From Sampson Regional Medical Center
March 22, 2014
(Editor’s note: In recognition of National Kidney Month, Sampson Regional Medical Center is providing readers with information on kidney stones. This is the second of two.)
More than half a million people each year report to the emergency room for kidney stone problems, and it’s suggested that one in ten people will have a kidney stone at some time in their life, usually between the ages of 20-49. Kidney stones can be very painful, often compared to the pain women experience during childbirth. Sufferers can find relief for painful kidney stones through a non-invasive treatment offered at Sampson Regional Medical Center.
The treatment is lithotripsy, “a non-surgical alternative to traditional surgical removal of kidney stones,” said Dr. Robert Reagan, a urologist with Sampson Regional Medical Center. “It is an outpatient procedure, so most patients can resume normal daily activities within a few days. Lithotripsy can also be performed at our local hospital, so patients do not have the inconvenience of traveling out of town.”

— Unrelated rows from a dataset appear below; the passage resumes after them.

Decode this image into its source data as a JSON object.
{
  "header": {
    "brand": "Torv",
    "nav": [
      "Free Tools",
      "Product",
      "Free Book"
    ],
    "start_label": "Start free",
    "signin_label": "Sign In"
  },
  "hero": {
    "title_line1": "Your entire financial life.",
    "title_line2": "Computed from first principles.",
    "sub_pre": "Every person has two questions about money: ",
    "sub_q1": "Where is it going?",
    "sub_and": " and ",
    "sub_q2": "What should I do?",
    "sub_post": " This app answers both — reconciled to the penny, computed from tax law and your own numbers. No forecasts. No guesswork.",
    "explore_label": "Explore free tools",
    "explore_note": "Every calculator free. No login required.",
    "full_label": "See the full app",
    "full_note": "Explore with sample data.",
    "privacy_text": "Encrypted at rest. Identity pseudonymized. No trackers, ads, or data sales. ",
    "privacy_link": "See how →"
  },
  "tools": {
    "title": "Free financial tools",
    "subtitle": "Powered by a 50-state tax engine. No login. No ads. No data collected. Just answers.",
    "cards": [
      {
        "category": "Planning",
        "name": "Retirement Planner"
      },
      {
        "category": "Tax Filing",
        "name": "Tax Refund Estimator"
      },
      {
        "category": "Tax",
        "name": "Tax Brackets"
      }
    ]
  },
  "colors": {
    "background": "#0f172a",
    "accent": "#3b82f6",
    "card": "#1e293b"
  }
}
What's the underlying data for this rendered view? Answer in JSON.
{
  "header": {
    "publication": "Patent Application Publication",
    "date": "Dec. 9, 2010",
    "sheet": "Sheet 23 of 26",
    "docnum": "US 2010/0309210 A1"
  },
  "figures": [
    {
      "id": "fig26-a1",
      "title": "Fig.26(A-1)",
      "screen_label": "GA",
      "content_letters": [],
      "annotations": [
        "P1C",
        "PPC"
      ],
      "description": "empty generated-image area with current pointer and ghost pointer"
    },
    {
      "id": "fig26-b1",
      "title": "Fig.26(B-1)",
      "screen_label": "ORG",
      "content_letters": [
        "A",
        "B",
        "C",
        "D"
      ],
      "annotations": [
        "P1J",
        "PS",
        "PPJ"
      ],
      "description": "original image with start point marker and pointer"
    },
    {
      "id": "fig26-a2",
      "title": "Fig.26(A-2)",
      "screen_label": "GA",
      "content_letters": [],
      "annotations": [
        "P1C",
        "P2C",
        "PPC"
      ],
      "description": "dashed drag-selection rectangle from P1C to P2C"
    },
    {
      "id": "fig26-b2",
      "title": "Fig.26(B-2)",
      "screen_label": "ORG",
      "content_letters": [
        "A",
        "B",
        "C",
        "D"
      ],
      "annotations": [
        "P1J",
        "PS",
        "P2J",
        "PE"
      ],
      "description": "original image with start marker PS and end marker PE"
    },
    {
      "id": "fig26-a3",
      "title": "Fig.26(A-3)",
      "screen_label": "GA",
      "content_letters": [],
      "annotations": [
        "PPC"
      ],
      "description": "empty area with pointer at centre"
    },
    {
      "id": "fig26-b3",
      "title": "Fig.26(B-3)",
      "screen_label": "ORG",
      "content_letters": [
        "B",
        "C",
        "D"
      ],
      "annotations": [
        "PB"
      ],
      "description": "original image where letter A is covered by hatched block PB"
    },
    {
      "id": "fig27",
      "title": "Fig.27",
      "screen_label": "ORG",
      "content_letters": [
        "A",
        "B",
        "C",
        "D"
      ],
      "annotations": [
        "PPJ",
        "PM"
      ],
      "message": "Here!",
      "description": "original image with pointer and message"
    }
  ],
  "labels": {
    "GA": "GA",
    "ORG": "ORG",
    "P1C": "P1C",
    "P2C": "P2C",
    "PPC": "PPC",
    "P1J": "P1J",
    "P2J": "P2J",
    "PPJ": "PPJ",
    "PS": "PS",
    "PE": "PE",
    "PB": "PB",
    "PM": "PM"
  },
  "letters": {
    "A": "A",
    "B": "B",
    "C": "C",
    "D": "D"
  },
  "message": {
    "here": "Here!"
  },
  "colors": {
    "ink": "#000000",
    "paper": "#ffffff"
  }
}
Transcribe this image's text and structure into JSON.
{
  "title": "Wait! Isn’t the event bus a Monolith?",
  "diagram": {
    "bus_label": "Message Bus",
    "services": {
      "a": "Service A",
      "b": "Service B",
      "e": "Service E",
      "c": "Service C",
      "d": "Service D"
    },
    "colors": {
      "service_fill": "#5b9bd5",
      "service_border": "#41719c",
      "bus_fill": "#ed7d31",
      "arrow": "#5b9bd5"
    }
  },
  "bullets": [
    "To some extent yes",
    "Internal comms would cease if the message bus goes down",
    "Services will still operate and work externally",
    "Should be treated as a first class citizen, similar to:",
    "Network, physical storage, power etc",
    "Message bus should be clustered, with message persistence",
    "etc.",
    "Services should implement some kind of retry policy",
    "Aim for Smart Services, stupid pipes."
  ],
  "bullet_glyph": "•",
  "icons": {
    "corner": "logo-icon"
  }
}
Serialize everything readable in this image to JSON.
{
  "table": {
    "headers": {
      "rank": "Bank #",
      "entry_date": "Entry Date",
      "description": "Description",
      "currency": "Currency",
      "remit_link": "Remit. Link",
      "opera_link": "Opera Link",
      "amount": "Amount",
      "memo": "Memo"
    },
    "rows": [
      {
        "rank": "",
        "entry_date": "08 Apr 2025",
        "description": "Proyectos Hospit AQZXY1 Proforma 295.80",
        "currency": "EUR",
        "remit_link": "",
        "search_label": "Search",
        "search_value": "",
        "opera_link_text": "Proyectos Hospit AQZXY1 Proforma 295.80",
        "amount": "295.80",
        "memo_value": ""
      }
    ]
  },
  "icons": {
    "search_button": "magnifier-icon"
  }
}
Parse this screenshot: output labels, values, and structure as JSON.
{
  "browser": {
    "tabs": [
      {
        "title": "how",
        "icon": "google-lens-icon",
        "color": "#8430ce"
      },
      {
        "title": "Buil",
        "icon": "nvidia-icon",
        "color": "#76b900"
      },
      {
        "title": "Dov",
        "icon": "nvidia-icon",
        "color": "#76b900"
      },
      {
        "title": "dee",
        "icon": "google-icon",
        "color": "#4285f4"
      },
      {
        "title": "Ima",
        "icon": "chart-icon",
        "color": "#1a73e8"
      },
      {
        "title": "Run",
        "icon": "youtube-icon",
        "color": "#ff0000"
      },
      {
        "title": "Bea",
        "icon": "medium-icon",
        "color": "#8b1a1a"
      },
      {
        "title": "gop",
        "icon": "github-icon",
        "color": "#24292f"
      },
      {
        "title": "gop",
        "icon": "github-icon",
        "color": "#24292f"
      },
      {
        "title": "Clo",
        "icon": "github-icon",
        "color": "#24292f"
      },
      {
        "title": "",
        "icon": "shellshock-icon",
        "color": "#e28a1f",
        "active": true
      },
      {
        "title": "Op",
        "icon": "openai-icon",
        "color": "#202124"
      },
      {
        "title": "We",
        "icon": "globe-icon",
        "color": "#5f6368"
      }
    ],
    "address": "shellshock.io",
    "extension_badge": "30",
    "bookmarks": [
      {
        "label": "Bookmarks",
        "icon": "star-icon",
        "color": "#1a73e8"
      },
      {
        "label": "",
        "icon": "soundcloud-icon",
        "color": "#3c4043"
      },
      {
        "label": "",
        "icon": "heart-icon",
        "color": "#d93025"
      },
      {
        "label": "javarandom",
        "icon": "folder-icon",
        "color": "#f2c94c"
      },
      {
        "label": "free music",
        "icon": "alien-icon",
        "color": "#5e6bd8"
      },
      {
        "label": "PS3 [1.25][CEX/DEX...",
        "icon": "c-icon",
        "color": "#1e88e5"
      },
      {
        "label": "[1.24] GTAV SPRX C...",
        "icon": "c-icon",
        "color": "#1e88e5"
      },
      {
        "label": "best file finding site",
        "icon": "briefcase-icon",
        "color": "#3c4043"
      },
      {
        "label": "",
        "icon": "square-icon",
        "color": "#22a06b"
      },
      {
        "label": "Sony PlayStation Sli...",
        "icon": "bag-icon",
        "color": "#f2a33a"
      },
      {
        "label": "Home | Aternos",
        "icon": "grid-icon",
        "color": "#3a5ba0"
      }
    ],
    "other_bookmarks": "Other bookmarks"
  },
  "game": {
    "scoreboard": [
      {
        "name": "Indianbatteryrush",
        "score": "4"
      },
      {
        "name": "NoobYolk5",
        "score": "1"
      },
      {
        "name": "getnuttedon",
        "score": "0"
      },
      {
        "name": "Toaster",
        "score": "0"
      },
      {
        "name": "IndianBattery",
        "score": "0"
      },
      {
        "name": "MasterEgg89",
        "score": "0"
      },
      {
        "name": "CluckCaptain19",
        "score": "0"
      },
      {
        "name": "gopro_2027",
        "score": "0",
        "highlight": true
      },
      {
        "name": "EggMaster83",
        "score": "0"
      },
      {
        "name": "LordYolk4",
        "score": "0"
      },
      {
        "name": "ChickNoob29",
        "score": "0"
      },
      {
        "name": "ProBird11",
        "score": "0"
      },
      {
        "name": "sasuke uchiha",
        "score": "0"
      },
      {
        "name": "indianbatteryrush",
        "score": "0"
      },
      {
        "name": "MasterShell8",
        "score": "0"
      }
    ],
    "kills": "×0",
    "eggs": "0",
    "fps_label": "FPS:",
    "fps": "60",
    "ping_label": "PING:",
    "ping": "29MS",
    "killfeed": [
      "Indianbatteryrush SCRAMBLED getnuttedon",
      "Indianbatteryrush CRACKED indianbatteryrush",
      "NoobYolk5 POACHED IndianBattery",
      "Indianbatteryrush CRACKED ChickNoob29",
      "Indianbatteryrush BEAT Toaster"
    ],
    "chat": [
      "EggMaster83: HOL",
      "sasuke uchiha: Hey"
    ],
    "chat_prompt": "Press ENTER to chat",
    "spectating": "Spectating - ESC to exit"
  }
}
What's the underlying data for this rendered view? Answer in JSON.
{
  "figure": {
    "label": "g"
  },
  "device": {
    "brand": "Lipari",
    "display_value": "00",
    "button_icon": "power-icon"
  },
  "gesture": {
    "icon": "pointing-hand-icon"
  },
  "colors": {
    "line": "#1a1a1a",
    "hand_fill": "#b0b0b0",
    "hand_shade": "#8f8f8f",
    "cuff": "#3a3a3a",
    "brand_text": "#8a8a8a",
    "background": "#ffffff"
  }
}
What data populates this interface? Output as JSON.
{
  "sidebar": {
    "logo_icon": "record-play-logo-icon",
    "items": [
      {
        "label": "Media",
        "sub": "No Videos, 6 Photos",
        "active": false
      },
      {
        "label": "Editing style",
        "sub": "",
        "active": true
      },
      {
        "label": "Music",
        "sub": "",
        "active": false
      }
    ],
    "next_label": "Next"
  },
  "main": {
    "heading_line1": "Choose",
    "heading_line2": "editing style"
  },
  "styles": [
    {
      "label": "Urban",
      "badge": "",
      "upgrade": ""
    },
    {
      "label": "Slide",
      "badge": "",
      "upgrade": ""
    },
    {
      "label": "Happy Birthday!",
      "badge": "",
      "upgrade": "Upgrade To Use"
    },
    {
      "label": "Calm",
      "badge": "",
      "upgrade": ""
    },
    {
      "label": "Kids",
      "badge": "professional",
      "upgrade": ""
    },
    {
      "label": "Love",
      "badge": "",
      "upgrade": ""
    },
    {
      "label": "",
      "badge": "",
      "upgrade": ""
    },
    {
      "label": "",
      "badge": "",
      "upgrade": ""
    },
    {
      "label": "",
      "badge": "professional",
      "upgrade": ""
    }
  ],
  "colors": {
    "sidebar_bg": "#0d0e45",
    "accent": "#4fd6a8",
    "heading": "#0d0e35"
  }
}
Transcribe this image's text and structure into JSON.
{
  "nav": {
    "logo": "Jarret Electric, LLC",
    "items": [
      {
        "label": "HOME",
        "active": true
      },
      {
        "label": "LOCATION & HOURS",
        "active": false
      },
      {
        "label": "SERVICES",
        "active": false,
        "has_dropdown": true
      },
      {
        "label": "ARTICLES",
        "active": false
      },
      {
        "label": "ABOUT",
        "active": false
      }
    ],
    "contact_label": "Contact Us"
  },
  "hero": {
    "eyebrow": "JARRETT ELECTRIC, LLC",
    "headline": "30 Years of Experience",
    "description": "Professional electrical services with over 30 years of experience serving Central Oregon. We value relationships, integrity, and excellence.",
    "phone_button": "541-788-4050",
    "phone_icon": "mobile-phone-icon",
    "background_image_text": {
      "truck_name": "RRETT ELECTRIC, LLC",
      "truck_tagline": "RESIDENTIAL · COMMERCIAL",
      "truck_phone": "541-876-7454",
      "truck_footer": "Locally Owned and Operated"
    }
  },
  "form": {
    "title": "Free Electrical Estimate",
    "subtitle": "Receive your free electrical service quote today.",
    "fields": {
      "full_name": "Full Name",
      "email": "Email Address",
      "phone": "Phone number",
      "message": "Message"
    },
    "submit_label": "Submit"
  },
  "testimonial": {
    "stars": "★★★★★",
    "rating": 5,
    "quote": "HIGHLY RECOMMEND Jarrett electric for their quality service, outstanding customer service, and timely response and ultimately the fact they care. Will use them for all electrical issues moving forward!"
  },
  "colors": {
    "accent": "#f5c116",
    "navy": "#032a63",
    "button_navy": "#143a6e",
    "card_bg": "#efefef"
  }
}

Kidney stones form when there is an increase of stone-forming substances such as calcium and a decrease in urine which flushes the kidneys and urinary bladder. These substances develop into stones that can be as small as sand crystals or as large as a golf ball. Symptoms can range from blood in the urine, pain while urinating, tenderness in the back and abdominal area to nausea, vomiting, and even extreme pain in the case of a larger stone.
Aside from pain and discomfort, kidney stones usually don’t cause permanent damage. Often, kidney stones can pass over time with drinking plenty of water. For stones that are too large to pass through the urinary tract, a non-invasive procedure called Extracorporeal Shock Wave Lithotripsy (ESWL) can break up stones to pass through the urinary tract.
“The Siemens MODULARIS® Variostar lithotripsy unit used at Sampson Regional Medical Center pinpoints the exact location of kidney stones and breaks them up using high-energy shock waves,” said Dr. Reagan. “Kidney stones are broken up into smaller pieces that can then pass through in the urine.”